While music has been around for centuries, more recent developments in technology have made it possible for people who cannot speak, sing or play an instrument to create original music. A music ensemble in the UK is using these new methods to compose and play music and there’s been nothing like it before.
The Paramusical Ensemble was formed with patients from the Royal Hospital For Neuro-Disability in London and the technology was developed with experts from Plymouth University. Called the Brain Computer Music Interface, or BCMI, the system collects brainwaves from patients with severe neurological disabilities via a cap that’s equipped with electrodes. The brainwave signals are used to control musical equipment and create compositions.

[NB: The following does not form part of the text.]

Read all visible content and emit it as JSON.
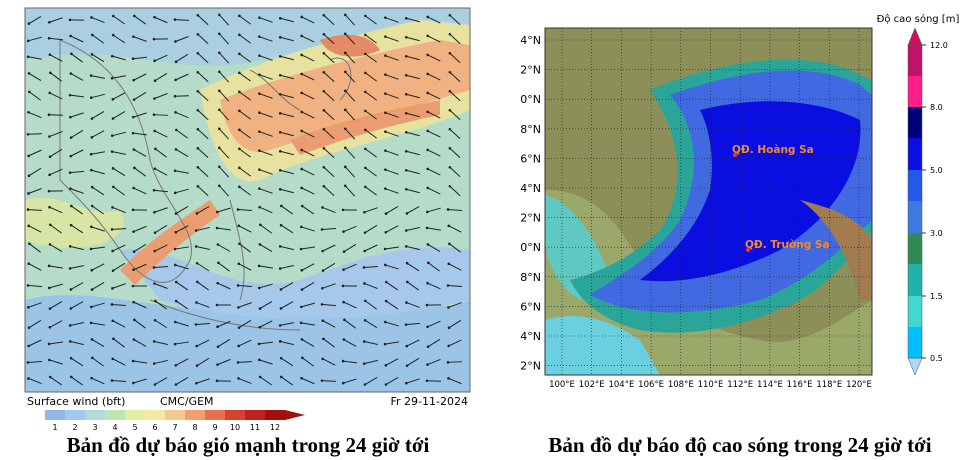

The program is led by Professor of Computer Music Eduardo Miranda and PhD student Joel Eaton, from Plymouth University’s Interdisciplinary Centre for Computer Music Research (ICCMR). Together with Dr. Julian O’Kelly and Dr. Sophie Duport from the RHN, the initiative sought to use the transformative impact of music to reach patients who, as a result of their disease, are sometimes unreachable with traditional therapies.
In a press release
from the ICCMR, Professor Miranda, said, “We have been working with the RHN for around four years, and our collaboration is having a hugely positive impact on everyone involved and changing perceptions at the same time. Our work is giving people an opportunity to put their physical impediments aside, and use music to communicate in ways that would not normally be possible because of their medical conditions. It is an amazing example of research being taken out of the laboratory and into the real world, with both inspiring and very emotional results.”
It works by having four patients connected to the interface at the same time. Each one is shown a selection of musical phrases, small bits of notes and bars, that they can choose from. By staring at the lights near a particular phrase, the visual cortex of the brain picks up on that as the patient’s choice and it’s transmitted to a member of a string quartet who then plays the selection, as it happens.
The patient- musician members of the ensemble are all choosing sections of music and transmitting it to the players and the result is an original composition that is played for an audience. Since it’s the composed by the choices of four patients each choosing their music independently of each other, the piece is always a surprise and always something that hasn’t been played anywhere before.
The first performance of the Paramusical Ensemble was attended by neurologists, music students as well as friends and family members of the players. Dr. Julian O’Kelly of the RHN told Neuroscience News
, “It’s still early days in terms of the widespread application of the technology, but for many of the people that we work with every day at the RHN, this could be a very exciting development. It has the potential to really enhance their ability to get involved in the live composition and performance of music. As a practicing music therapist working in brain injury rehabilitation, I’m really looking forward to seeing where this technology will take us.”